Damien Glez: L’envie de dessiner est d’abord une affaire de tempérament. J’étais un enfant timide, limite autiste. La solitude offre des plages pour les activités artistiques. La timidité conduit à des formes d’expression décalées. On commence à dessiner ce qu’on ne dit pas, puis, en grandissant, le goût pour l’actualité télescope l’habitude du dessin… Et on se met à faire du dessin de presse.

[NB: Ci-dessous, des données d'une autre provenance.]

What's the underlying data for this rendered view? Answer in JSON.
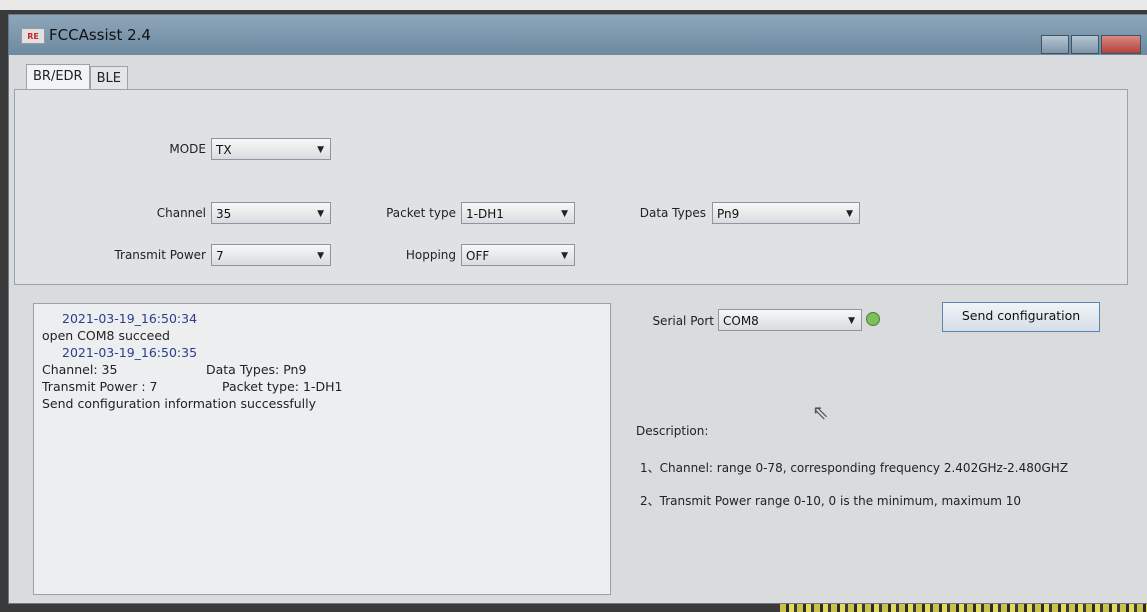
{
  "window": {
    "title": "FCCAssist 2.4",
    "icon_text": "RE"
  },
  "tabs": [
    {
      "label": "BR/EDR"
    },
    {
      "label": "BLE"
    }
  ],
  "config": {
    "mode": {
      "label": "MODE",
      "value": "TX"
    },
    "channel": {
      "label": "Channel",
      "value": "35"
    },
    "transmit_power": {
      "label": "Transmit Power",
      "value": "7"
    },
    "packet_type": {
      "label": "Packet type",
      "value": "1-DH1"
    },
    "hopping": {
      "label": "Hopping",
      "value": "OFF"
    },
    "data_types": {
      "label": "Data Types",
      "value": "Pn9"
    }
  },
  "serial": {
    "label": "Serial Port",
    "value": "COM8",
    "status_color": "#7dbf5a"
  },
  "send_button": {
    "label": "Send configuration"
  },
  "log": {
    "ts1": "2021-03-19_16:50:34",
    "line1": "open COM8 succeed",
    "ts2": "2021-03-19_16:50:35",
    "ch": "Channel: 35",
    "dt": "Data Types: Pn9",
    "tp": "Transmit Power : 7",
    "pt": "Packet type: 1-DH1",
    "ok": "Send configuration information successfully"
  },
  "description": {
    "title": "Description:",
    "line1": "1、Channel: range 0-78, corresponding frequency 2.402GHz-2.480GHZ",
    "line2": "2、Transmit Power  range 0-10, 0 is the minimum, maximum 10"
  },
  "icons": {
    "dropdown": "chevron-down-icon",
    "cursor": "mouse-pointer-icon"
  }
}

JOL Press: Quels sont les principaux obstacles auxquels sont confrontés les dessinateurs de presse au Burkina Faso ?
 

Damien Glez: Le dessinateur de presse, en particulier africain, est dans un étau entre pression économique et pression politique. Selon le PNUD, le Burkina Faso est l’un des cinq pays les plus pauvres de la planète. La presse n’a donc pas beaucoup de moyens à mettre dans l’illustration, ce qui fait que les dessinateurs burkinabè ont peu d’espace pour s’exprimer.

Sur le plan politique, la liberté est adolescente. La libéralisation de la presse date du début des années 90 et il faut toujours imposer le propos impertinent. Un journaliste burkinabè a été assassiné en 1998, une Commission d’enquête indépendante a désigné des membres de la Garde présidentielle comme suspects sérieux, mais aucun procès ne s’est tenu.

Il faudra encore quelques années pour que les réflexes de l’Etat d’exception disparaissent totalement, mais la chape de plomb n’est pas absolue au Burkina. Dans tous les pays, la liberté d’expression est un combat quotidien.

JOL Press : Quelle est la mission d’un dessinateur de presse selon vous ?
 

Damien Glez: Je crois que le dessinateur est un lanceur d’alerte. Il présente l’actualité de manière décalée pour susciter le débat, par l’humour, par l’indignation ou par toute forme de provocation. Il ne prétend pas donner de leçon, ni même offrir des solutions aux problèmes. Il pose les questions plus qu’il n’apporte les réponses.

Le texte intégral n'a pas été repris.